Il nuovo complesso della proteina aiuta le cellule staminali embrionali a mantenere il loro potenziale indefinito

Le cellule staminali embrionali (ESCs) sono la definizione stessa di essere piene di potenziale, dato che possono trasformarsi in in qualunque tipo di cella nell'organismo. Una volta che cominciano giù tutto il percorso particolare verso un tipo di tessuto, perdono il loro potenziale illimitato. Gli scienziati stanno provando a capire perché e come questo sembra per creare le terapie a ricupero che possono, per esempio, persuadere le proprie celle di una persona per sostituire gli organi nocivi o malati.

Gli scienziati dall'istituto di Salk hanno scoperto un nuovo complesso della proteina che tiene i freni sulle cellule staminali, permettendoli di mantenere il loro potenziale indefinito. Il nuovo complesso, chiamato GBAF e dettagliato nelle comunicazioni della natura il 3 dicembre 2018, ha potuto fornire un obiettivo futuro per medicina a ricupero.

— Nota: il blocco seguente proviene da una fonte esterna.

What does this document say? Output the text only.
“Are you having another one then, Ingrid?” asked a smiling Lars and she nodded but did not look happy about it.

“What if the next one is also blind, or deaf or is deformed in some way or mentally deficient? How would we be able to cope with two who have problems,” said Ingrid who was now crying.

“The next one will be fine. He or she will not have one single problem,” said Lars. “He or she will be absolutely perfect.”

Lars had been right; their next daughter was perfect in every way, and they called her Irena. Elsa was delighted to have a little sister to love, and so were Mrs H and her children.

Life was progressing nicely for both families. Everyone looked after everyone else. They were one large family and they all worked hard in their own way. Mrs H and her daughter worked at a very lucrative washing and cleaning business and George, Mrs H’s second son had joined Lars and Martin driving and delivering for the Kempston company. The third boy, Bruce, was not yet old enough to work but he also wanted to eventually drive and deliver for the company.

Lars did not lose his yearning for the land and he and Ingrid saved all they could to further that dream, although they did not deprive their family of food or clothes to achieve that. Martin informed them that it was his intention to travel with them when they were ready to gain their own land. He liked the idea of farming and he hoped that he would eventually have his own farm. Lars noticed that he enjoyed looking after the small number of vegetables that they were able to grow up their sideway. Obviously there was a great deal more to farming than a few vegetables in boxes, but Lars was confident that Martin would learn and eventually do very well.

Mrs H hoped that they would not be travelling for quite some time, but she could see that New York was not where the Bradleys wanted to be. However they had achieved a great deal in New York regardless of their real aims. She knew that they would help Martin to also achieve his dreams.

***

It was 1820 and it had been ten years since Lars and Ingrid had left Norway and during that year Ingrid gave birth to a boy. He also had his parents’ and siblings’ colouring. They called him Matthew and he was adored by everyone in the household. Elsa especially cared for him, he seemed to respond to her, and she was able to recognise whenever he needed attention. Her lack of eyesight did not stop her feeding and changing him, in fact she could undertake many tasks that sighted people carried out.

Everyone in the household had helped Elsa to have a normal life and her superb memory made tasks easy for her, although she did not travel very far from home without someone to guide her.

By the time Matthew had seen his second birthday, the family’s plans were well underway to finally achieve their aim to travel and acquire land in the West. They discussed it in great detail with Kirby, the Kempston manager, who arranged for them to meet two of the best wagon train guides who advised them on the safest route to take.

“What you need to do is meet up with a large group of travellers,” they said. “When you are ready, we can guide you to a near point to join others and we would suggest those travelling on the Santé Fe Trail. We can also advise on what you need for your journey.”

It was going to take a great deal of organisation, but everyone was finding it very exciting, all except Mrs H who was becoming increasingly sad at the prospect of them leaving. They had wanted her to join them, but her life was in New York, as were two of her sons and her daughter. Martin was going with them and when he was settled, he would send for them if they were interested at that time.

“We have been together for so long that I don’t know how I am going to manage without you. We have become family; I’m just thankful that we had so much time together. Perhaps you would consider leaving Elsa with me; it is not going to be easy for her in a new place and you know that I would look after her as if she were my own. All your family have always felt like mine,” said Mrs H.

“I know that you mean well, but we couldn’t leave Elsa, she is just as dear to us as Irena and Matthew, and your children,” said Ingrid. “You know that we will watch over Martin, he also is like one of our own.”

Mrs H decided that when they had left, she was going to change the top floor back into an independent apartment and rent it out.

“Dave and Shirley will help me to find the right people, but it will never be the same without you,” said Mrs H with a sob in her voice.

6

“Questo progetto lanciato come prospezione del pluripotency della cellula staminale embrionale, che è questi beni che permettono che ESCs stia bene a tutta la cella differente digitano dentro l'organismo,„ dice Diana Hargreaves, un assistente universitario in Salk laboratorio di biologia cellulare e molecolare e l'autore senior del documento. “È molto importante sapere le varie reti dei geni gestiscono il pluripotency, così trovando che un complesso precedentemente sconosciuto della proteina che gioca il così un ruolo regolatore importante era molto emozionante.„

Ogni cella nell'organismo ha lo stesso insieme di DNA, che contiene le istruzioni per la fabbricazione dell'ogni tipo possibile delle cellule. I gruppi di grandi complessi della proteina (conosciuti come le imprese di ristrutturazione della cromatina) attivano o fanno tacere i geni, dirigenti una cellula staminale embrionale giù un percorso particolare. Come un gruppo degli appaltatori che pianificazione rinnovare una casa, questi complessi della proteina contengono gli sottounità varianti, la combinazione di cui cambia la forma fisica di DNA e determina quali geni possono essere raggiunti per dirigere la cella stare bene, per esempio, ad una cella del polmone o ad una cellula cerebrale.

Il gruppo di Hargreaves ha voluto capire meglio come questi sottounità vengono insieme e come gli sottounità particolari potrebbero dettare una funzione del complesso. Così si sono girati verso una proteina chiamata BRD9, che è stato conosciuto per associarsi con la famiglia di BAF delle imprese di ristrutturazione della cromatina ed è stato sospettato per essere un sottounità. Il gruppo ha applicato un inibitore chimico di BRD9 ai piatti delle cellule staminali embrionali ed ha eseguito una serie di esperimenti per analizzare completamente il pluripotency delle cellule in collaborazione con i cambiamenti nell'attività BAF-complessa.

Il gruppo è stato sorpreso scoprire che BRD9 funge da freno sullo sviluppo embrionale della cellula staminale. Quando BRD9 sta funzionando, le celle conservano il loro pluripotency, mentre quando la sua attività è inizio inibito delle cellule che passa verso la fase seguente dello sviluppo. Ulteriore lavoro da identificare che i complessi di BAF erano sul lavoro nelle celle ha rivelato un'altra sorpresa: BRD9 fa parte di un complesso come-ancora-sconosciuto di BAF.

“Per me, che cosa era il più emozionante circa il nostro studio era il fatto che avevamo scoperto un nuovo complesso di BAF in cellule staminali embrionali,„ dice Jovylyn Gatchalian, un socio di ricerca di Salk ed autore del documento il primo.

Aggiunge Hargreaves, “che cosa vediamo con questo lavoro siamo che c'è diversità biochimica al livello di diverse varianti del complesso di BAF che tiene conto maggior controllo regolatore. La comprensione delle complessità di quel controllo sta andando essere chiave a tutte le terapie a ricupero.„

Il gruppo dopo vuole esaminare come GBAF interagisce con le varie proteine strutturali che contribuiscono a tenere il genoma organizzato.